At her side now, Ted was nudging her urgently with his elbow. Pushing back the memories, she pulled out her plate.

And then, from the direction the girl was pointing, the Stryder appeared from behind a tree. He pushed past the side of one of the booths, his bulk bending back the memory plastic and eliciting a soft crunch from something inside, and headed straight toward them.

The butterflies in Aimee's stomach took flight as she lifted the plate to her lips. “Fifty meters to the left, coming straight toward me,” she said, her lips feeling cold and dry. “He just pushed past a booth, probably breaking something inside.”

“Go down on your right knee, continuing to face forward, leaving your left knee bent at a ninety-degree angle,” the plate instructed her. “Put your left hand on your left knee, palm resting on the kneecap, fingers pointed down along the shin. Set your plate down on the ground and then put your right hand across the back of your left, elbow pointing forward and bent at a ninety-degree angle, fingers pointed straight out toward the Stryder. Lower your head to look at your crossed hands.”

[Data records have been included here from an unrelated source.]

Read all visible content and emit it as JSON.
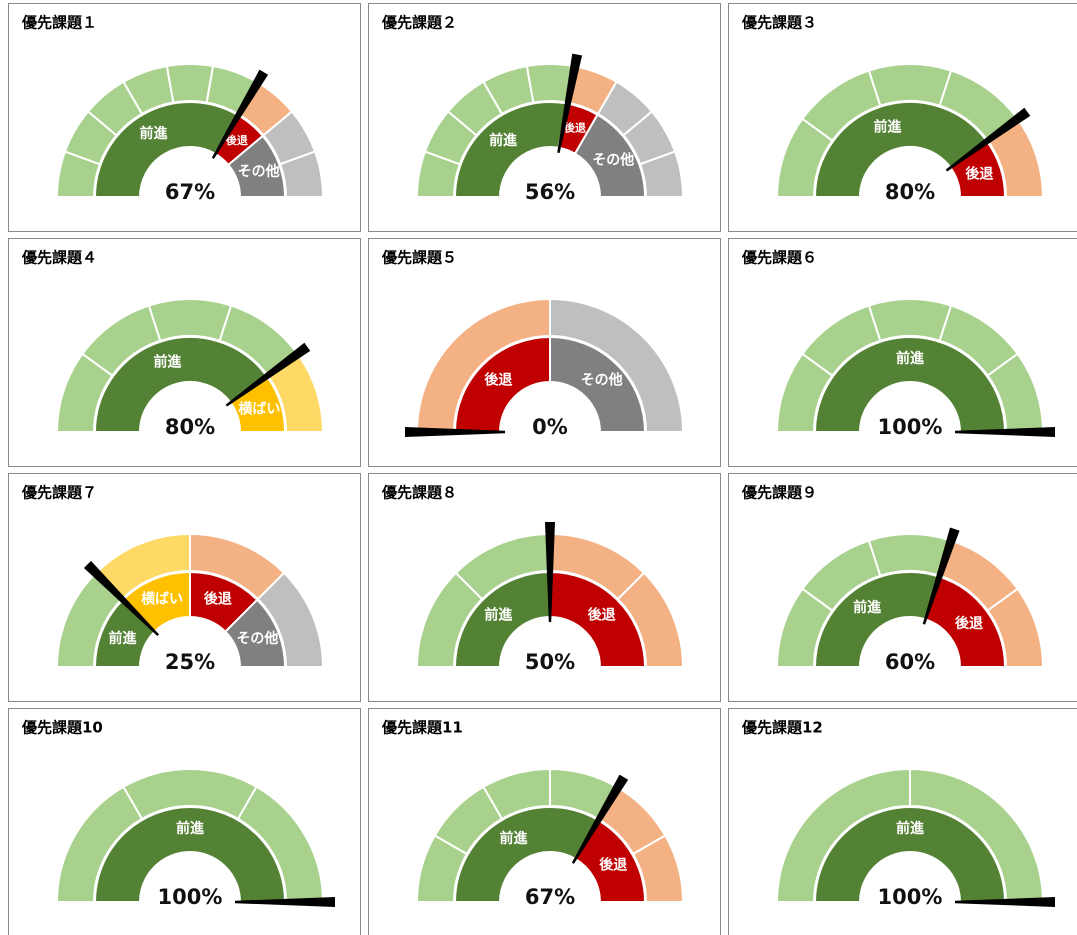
{
  "chart_data": [
    {
      "type": "gauge",
      "title": "優先課題１",
      "value": 67,
      "value_label": "67%",
      "segments": [
        {
          "name": "前進",
          "count": 6,
          "color": "#548235",
          "light_color": "#a9d18e"
        },
        {
          "name": "後退",
          "count": 1,
          "color": "#c00000",
          "light_color": "#f4b183"
        },
        {
          "name": "その他",
          "count": 2,
          "color": "#808080",
          "light_color": "#bfbfbf"
        }
      ]
    },
    {
      "type": "gauge",
      "title": "優先課題２",
      "value": 56,
      "value_label": "56%",
      "segments": [
        {
          "name": "前進",
          "count": 5,
          "color": "#548235",
          "light_color": "#a9d18e"
        },
        {
          "name": "後退",
          "count": 1,
          "color": "#c00000",
          "light_color": "#f4b183"
        },
        {
          "name": "その他",
          "count": 3,
          "color": "#808080",
          "light_color": "#bfbfbf"
        }
      ]
    },
    {
      "type": "gauge",
      "title": "優先課題３",
      "value": 80,
      "value_label": "80%",
      "segments": [
        {
          "name": "前進",
          "count": 4,
          "color": "#548235",
          "light_color": "#a9d18e"
        },
        {
          "name": "後退",
          "count": 1,
          "color": "#c00000",
          "light_color": "#f4b183"
        }
      ]
    },
    {
      "type": "gauge",
      "title": "優先課題４",
      "value": 80,
      "value_label": "80%",
      "segments": [
        {
          "name": "前進",
          "count": 4,
          "color": "#548235",
          "light_color": "#a9d18e"
        },
        {
          "name": "横ばい",
          "count": 1,
          "color": "#ffc000",
          "light_color": "#ffd966"
        }
      ]
    },
    {
      "type": "gauge",
      "title": "優先課題５",
      "value": 0,
      "value_label": "0%",
      "segments": [
        {
          "name": "後退",
          "count": 1,
          "color": "#c00000",
          "light_color": "#f4b183"
        },
        {
          "name": "その他",
          "count": 1,
          "color": "#808080",
          "light_color": "#bfbfbf"
        }
      ]
    },
    {
      "type": "gauge",
      "title": "優先課題６",
      "value": 100,
      "value_label": "100%",
      "segments": [
        {
          "name": "前進",
          "count": 5,
          "color": "#548235",
          "light_color": "#a9d18e"
        }
      ]
    },
    {
      "type": "gauge",
      "title": "優先課題７",
      "value": 25,
      "value_label": "25%",
      "segments": [
        {
          "name": "前進",
          "count": 1,
          "color": "#548235",
          "light_color": "#a9d18e"
        },
        {
          "name": "横ばい",
          "count": 1,
          "color": "#ffc000",
          "light_color": "#ffd966"
        },
        {
          "name": "後退",
          "count": 1,
          "color": "#c00000",
          "light_color": "#f4b183"
        },
        {
          "name": "その他",
          "count": 1,
          "color": "#808080",
          "light_color": "#bfbfbf"
        }
      ]
    },
    {
      "type": "gauge",
      "title": "優先課題８",
      "value": 50,
      "value_label": "50%",
      "segments": [
        {
          "name": "前進",
          "count": 2,
          "color": "#548235",
          "light_color": "#a9d18e"
        },
        {
          "name": "後退",
          "count": 2,
          "color": "#c00000",
          "light_color": "#f4b183"
        }
      ]
    },
    {
      "type": "gauge",
      "title": "優先課題９",
      "value": 60,
      "value_label": "60%",
      "segments": [
        {
          "name": "前進",
          "count": 3,
          "color": "#548235",
          "light_color": "#a9d18e"
        },
        {
          "name": "後退",
          "count": 2,
          "color": "#c00000",
          "light_color": "#f4b183"
        }
      ]
    },
    {
      "type": "gauge",
      "title": "優先課題10",
      "value": 100,
      "value_label": "100%",
      "segments": [
        {
          "name": "前進",
          "count": 3,
          "color": "#548235",
          "light_color": "#a9d18e"
        }
      ]
    },
    {
      "type": "gauge",
      "title": "優先課題11",
      "value": 67,
      "value_label": "67%",
      "segments": [
        {
          "name": "前進",
          "count": 4,
          "color": "#548235",
          "light_color": "#a9d18e"
        },
        {
          "name": "後退",
          "count": 2,
          "color": "#c00000",
          "light_color": "#f4b183"
        }
      ]
    },
    {
      "type": "gauge",
      "title": "優先課題12",
      "value": 100,
      "value_label": "100%",
      "segments": [
        {
          "name": "前進",
          "count": 2,
          "color": "#548235",
          "light_color": "#a9d18e"
        }
      ]
    }
  ]
}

She did as instructed. Her right arm wasn't quite long enough to make a precise ninety-degree angle, and she had to lean her shoulder forward a little to compensate. Peripherally, she could see everyone nearby following suit as she gazed at her hands. Those farther away, of course, would be doing the protocol for a ten-to-ninety-degree sideways approach.

What did it all mean? After thirty years, no one still had an answer to that question. The Stryders didn't even seem to notice the humans scurrying around their feet, at least as long as they obeyed the strange rules of the protocol. They couldn't be communicated or reasoned with; they couldn't be deflected or lured or frightened away from the complex paths they wove through human-occupied land; and they couldn't be killed, at least not with any weapon the colonists had ever been able to bring against them.